Because the user's input is parsed directly in the UI, we can immediately provide feedback when a provided parameter doesn't match expected values. In the past, users would only find out that their request contained an error hours or days later when it actually executed. In the new Per-Security Data, nearly all input errors can be detected or prevented.

The data provided by this user has a mismatched security identifier type. The interface shows the user the location of the error, which can now be fixed before the request is submitted.

Users can set up an unlimited amount of requests for the same dataset through either the website or the API, and can see which snapshots have already been generated and which are scheduled to run.

Learning outcomes

Since this was my first entry into the financial data space, I spent a long time collecting data from experts across the company and making sure that my own understanding of the landscape was complete before starting to design. Due to the sheer scope of the domain and number of legacy features that would need to be supported going forward, the initial designs were quite complex and detailed. Ultimately, that level of fidelity made it more difficult for my colleagues and users involved in testing the product to understand how their workflows would change in this new paradigm.
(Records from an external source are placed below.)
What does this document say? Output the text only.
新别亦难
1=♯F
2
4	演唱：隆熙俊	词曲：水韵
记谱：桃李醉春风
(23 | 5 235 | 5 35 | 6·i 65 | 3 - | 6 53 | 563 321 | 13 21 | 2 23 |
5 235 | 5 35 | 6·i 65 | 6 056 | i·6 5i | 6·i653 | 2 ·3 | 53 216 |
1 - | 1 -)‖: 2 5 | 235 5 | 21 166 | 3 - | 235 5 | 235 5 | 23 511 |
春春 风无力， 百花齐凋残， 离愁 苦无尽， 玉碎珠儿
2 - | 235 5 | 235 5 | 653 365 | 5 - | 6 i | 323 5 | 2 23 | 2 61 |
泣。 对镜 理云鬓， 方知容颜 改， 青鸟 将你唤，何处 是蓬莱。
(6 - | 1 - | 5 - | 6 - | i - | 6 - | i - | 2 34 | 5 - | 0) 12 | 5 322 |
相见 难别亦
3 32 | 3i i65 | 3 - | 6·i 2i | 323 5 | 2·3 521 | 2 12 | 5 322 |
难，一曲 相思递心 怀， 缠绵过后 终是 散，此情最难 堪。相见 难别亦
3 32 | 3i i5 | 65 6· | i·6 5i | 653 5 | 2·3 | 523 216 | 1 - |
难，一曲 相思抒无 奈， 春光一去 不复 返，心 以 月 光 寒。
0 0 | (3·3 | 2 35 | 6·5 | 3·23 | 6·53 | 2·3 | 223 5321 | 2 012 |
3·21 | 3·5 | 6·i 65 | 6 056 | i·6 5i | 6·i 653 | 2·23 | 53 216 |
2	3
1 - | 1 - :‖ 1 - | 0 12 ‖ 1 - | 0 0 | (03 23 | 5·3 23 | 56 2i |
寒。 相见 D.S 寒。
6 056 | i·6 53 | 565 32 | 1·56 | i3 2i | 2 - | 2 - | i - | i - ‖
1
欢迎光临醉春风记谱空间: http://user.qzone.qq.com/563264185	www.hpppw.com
In the future, a closer relationship with experts that tests my understanding of the topic early on through simple designs might make the process substantially more efficient.

I was also surprised by the complexity involved in translating my designs (even fully functioning prototypes) into production code. Many of the systems that Per-Security relies on are decades old, and integrating modern front-end code with legacy infrastructure ended up greatly complicating the work. This initial mismatch between expectations and reality led me to consider more conservative designs than I otherwise would have pursued. Learning to balance an ambitious design vision with achievable scope has been a very valuable lesson.

Due to the complex nature of a Per-Security data request, many things a user could do would result in an error sent back in the response file. Exposing and preventing these errors before the request was submitted increased the complexity of the workflows that I had to design. I learned a lot about handling exception states in a helpful manner that would automatically resolve the problem whenever possible, or give the user the information and actions necessary to do so on their own.